Fisioter Bras 2021;22(4):573-83
ARTIGO
ORIGINAL
Análise
de parâmetros de programa de treinamento e lesões em corredores amadores
Analysis of training program
parameters and injuries of amateur runners
Michell
Victor Quádrio Raposo*, Carlos Henrique de Oliveira
Reis*, Welmo Alcantara Barbosa*, Carine Danielle
Ferreira Costa Leite*, Eduardo José Cunha Barbosa**, Roberta Luksevicius Rica***, João Gustavo Alegretti**,
Natália Mariana Silva Luna****, Aylton Figueira Junior**, Natalia Madalena
Rinaldi*, Angelica Castilho Alonso**, Danilo Sales Bocalini*
*Universidade
Federal do Espírito Santo, Vitória, ES, **Universidade São Judas Tadeu, São
Paulo, SP, ***Faculdade Estácio de Sá, Vitória, ES, ****Universidade
Ibirapuera, São Paulo, SP
Recebido
em 13 de julho de 2021; Aceito em 23 de agosto de
2021.
Correspondência: Michell V.
Q. Raposo, Laboratório de Fisiologia e Bioquímica Experimental, Centro de
Educação Física e Desporto, Universidade Federal do Espírito Santo, Av.
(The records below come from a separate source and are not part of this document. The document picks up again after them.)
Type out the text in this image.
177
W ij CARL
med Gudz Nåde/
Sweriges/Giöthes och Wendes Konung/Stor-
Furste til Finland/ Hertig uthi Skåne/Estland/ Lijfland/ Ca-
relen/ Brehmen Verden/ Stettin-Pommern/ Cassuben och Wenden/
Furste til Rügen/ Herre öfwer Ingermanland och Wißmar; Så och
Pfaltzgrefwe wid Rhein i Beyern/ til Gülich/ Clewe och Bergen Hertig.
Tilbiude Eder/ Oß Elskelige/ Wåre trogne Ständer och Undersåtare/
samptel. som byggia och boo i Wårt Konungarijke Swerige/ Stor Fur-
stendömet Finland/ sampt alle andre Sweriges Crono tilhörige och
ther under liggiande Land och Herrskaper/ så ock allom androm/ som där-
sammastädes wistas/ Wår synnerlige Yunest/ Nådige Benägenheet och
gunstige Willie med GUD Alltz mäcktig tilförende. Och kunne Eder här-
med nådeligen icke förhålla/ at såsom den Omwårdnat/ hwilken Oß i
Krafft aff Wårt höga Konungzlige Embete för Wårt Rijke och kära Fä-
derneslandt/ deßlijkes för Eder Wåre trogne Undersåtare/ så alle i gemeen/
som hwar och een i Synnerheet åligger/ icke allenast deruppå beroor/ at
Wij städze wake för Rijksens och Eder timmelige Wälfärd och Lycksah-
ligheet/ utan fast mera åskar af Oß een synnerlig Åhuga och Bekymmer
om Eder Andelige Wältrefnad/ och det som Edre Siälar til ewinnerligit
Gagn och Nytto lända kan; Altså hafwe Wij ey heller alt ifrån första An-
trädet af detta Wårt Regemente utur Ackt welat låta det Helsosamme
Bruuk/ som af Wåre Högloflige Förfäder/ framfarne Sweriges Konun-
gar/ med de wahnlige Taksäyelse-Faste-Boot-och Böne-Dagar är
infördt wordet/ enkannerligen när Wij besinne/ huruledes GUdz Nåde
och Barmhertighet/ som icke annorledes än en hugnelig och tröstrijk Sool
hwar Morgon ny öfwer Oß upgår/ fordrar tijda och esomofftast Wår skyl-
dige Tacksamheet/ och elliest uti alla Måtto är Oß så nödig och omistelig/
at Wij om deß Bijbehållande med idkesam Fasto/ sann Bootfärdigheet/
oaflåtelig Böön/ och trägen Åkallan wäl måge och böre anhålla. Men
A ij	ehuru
Fernando Ferrari, 514 Goiabeiras 29075-910 Vitória ES
Michell Victor Quádrio Raposo: michellr.sports@gmail.com
Carlos Henrique de Oliveira
Reis: carloshenrique.or@gmail.com
Welmo Alcantara
Barbosa: welmoalcantara@hotmail.com
Carine Danielle Ferreira Costa Leite: carinecleite@gmail.com
Eduardo José Cunha Barbosa: eduardojcbarbosa@gmail.com
Roberta Luksevicius
Rica: robertarica@hotmail.com
João Gustavo Alegretti: gustavoallegretti@hotmail.com
Natália Mariana Silva Luna: nmsluna@gmail.com
Aylton Figueira Junior: dr.ayltonfigueira@bol.com.br
Natalia Madalena Rinaldi: natalia.rinaldi@ufes.br
Angelica Castilho Alonso: angelicacastilho@msn.com
Danilo Sales Bocalini: bocaliniht@hotmail.com
Resumo
Introdução: A corrida de rua tem sido incentivada
em função dos diferentes benefícios encontrados com a sua prática. Entretanto,
ainda não está claro na literatura informações sobre programas de treinamento e
lesões em praticantes entre homens e mulheres. Objetivo: Analisar e
comparar os parâmetros dos programas de treinamento e a incidência de lesões
entre praticantes de corrida. Métodos: O estudo
transversal-retrospectivo avaliou corredores recreacionais da cidade de
Vitória/ES. Os 56 voluntários (29 homens e 27 mulheres) responderam questões
contendo características pessoais relacionadas a sua rotina e parâmetros de
treinamento bem como lesões e ações preventivas. Resultados: Foi
observado que 67,9% realizam algum tipo de treinamento preventivo para evitar
lesões, 30,4% tiveram ao menos duas lesões nos últimos quatro anos, 26,8%
tiveram lesões na região do joelho, 67,9% ficaram afastados pelo menos um mês
por conta de lesões, 42,9% não têm queixa de dores atuais. Conclusão: Os
resultados do estudo sugerem similaridade na prevalência de lesões entre
corredores de ambos os sexos, bem como no programa de treinamento.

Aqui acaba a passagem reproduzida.